The steward announced dinner. Wynand knocked at her door and accompanied her to the dining salon. His manner puzzled her: it was gay, but the sense of calm in the gaiety suggested a peculiar earnestness.

She asked, when they were seated at the table:

"Why did you leave me alone?"

"I thought you might want to be alone."

"To get used to the idea?"

"If you wish to put it that way."

"I was used to it before I came to your office."

"Yes, of course. Forgive me for implying any weakness in you. I know better. By the way, you haven't asked me where we're going."

"That, too, would be weakness."

"True. I'm glad you don't care. Because I never have any definite destination. This ship is not for going to places, but for getting away from them. When I stop at a port, it's only for the sheer pleasure of leaving it. I always think: Here's one more spot that can't hold me."

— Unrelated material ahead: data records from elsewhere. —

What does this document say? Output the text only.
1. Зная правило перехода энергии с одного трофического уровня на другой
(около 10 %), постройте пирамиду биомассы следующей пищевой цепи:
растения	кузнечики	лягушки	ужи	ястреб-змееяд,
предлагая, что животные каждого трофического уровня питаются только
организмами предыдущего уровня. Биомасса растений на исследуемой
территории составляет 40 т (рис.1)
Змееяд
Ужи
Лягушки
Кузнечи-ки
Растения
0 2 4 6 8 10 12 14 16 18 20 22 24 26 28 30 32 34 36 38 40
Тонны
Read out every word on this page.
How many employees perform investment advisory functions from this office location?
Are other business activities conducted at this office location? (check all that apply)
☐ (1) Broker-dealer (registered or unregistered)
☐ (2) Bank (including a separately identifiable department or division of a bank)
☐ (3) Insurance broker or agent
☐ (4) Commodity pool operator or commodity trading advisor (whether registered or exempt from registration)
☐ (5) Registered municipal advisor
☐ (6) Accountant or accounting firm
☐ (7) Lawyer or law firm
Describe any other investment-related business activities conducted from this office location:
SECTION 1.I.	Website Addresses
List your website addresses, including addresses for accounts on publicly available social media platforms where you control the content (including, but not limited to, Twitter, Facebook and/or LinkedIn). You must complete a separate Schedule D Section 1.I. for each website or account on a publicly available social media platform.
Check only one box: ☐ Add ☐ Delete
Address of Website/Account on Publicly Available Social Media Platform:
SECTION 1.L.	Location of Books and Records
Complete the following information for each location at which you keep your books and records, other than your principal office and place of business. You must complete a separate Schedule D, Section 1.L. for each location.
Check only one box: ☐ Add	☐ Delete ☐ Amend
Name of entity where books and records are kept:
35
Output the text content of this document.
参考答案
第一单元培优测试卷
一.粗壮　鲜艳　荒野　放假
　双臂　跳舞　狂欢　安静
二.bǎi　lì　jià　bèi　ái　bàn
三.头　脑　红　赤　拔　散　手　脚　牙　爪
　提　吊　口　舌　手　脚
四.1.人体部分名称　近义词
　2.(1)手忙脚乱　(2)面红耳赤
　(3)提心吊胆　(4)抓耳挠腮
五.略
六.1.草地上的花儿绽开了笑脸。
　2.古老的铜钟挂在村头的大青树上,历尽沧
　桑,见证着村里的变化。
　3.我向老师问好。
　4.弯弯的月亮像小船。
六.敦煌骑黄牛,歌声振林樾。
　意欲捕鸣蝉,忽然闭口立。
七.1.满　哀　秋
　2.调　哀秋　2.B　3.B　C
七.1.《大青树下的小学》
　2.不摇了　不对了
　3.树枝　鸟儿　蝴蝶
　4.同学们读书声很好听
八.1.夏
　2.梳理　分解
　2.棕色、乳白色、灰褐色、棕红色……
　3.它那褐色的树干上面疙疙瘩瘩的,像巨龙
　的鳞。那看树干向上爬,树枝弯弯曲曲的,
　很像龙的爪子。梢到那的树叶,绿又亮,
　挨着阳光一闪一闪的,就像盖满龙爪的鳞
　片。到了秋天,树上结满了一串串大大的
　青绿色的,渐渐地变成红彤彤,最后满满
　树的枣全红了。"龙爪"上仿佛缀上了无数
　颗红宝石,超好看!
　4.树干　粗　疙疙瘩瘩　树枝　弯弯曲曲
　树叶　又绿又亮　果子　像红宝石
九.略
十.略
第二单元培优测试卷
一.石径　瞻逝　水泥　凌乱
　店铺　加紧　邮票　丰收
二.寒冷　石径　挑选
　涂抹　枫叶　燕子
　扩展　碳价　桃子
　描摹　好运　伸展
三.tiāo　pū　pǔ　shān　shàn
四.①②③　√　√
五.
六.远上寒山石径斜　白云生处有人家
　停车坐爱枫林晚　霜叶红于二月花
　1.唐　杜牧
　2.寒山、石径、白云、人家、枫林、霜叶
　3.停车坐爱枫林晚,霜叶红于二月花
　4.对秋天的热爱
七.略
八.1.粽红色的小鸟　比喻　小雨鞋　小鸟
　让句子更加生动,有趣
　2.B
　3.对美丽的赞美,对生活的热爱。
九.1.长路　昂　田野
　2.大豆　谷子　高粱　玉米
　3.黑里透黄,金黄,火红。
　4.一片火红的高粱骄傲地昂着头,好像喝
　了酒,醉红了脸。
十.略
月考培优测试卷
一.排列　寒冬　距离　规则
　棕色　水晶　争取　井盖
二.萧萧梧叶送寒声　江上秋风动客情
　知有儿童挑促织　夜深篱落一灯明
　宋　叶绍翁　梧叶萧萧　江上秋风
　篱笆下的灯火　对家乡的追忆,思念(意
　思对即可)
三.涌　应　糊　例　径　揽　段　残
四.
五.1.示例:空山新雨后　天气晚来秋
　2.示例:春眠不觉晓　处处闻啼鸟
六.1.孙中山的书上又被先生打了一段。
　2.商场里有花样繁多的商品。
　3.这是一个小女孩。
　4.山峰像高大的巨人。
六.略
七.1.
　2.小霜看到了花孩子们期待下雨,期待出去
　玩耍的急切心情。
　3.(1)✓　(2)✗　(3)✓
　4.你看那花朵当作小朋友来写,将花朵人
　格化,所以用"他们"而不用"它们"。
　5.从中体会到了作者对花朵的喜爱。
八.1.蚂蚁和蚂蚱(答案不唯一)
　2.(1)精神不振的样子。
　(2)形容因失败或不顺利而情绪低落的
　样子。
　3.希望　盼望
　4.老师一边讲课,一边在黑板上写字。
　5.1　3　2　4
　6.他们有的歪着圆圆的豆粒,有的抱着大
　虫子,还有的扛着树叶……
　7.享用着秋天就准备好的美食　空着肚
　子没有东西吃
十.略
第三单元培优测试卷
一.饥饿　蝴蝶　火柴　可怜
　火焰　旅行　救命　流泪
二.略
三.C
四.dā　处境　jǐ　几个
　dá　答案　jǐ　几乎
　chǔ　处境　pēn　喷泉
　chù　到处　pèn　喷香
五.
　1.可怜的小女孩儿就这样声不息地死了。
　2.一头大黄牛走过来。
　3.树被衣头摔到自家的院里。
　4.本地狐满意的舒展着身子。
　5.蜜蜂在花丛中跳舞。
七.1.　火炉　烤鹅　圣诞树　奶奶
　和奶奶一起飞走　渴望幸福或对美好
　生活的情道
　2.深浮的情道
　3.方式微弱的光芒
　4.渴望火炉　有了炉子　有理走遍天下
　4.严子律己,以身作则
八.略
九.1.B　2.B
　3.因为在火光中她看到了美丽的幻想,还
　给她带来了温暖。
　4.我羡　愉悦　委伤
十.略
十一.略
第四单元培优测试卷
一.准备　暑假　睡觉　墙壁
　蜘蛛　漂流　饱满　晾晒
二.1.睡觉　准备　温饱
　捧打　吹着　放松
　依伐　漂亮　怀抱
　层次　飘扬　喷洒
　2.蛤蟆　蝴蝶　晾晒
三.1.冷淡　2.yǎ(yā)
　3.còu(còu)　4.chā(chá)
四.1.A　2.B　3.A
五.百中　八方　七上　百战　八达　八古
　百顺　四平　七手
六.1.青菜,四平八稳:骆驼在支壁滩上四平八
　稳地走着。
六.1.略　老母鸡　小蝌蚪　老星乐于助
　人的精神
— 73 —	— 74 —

"I used to travel a great deal. I always felt just like that. I've been told it's because I'm a hater of mankind."

"You're not foolish enough to believe that, are you?"

"I don't know."

"Surely you've seen through that particular stupidity. I mean the one that claims the pig is the symbol of love for humanity — the creature that accepts anything. As a matter of fact, the person who loves everybody and feels at home everywhere is the true hater of mankind. He expects nothing of men, so no form of depravity can outrage him."

"You mean the person who says that there's some good in the worst of us?"

"I mean the person who has the filthy insolence to claim that he loves equally the man who made that statue of you and the man who makes a Mickey Mouse balloon to sell on street corners. I mean the person who loves the men who prefer the Mickey Mouse to your statue — and there are many of that kind. I mean the person who loves Joan of Arc and the salesgirls in dress shops on Broadway — with an equal fervor. I mean the person who loves your beauty and the women he sees in a subway — the kind that can't cross their knees and show flesh hanging publicly over their garters — with the same sense of exaltation. I mean the person who loves the clean, steady, unfrightened eyes of man looking through a telescope and the white stare of an imbecile — equally, I mean quite a large, generous, magnanimous company. Is it you who hate mankind, Mrs. Keating?"

"You're saying all the things that — since I can remember — since I began to see and think — have been ... " She stopped.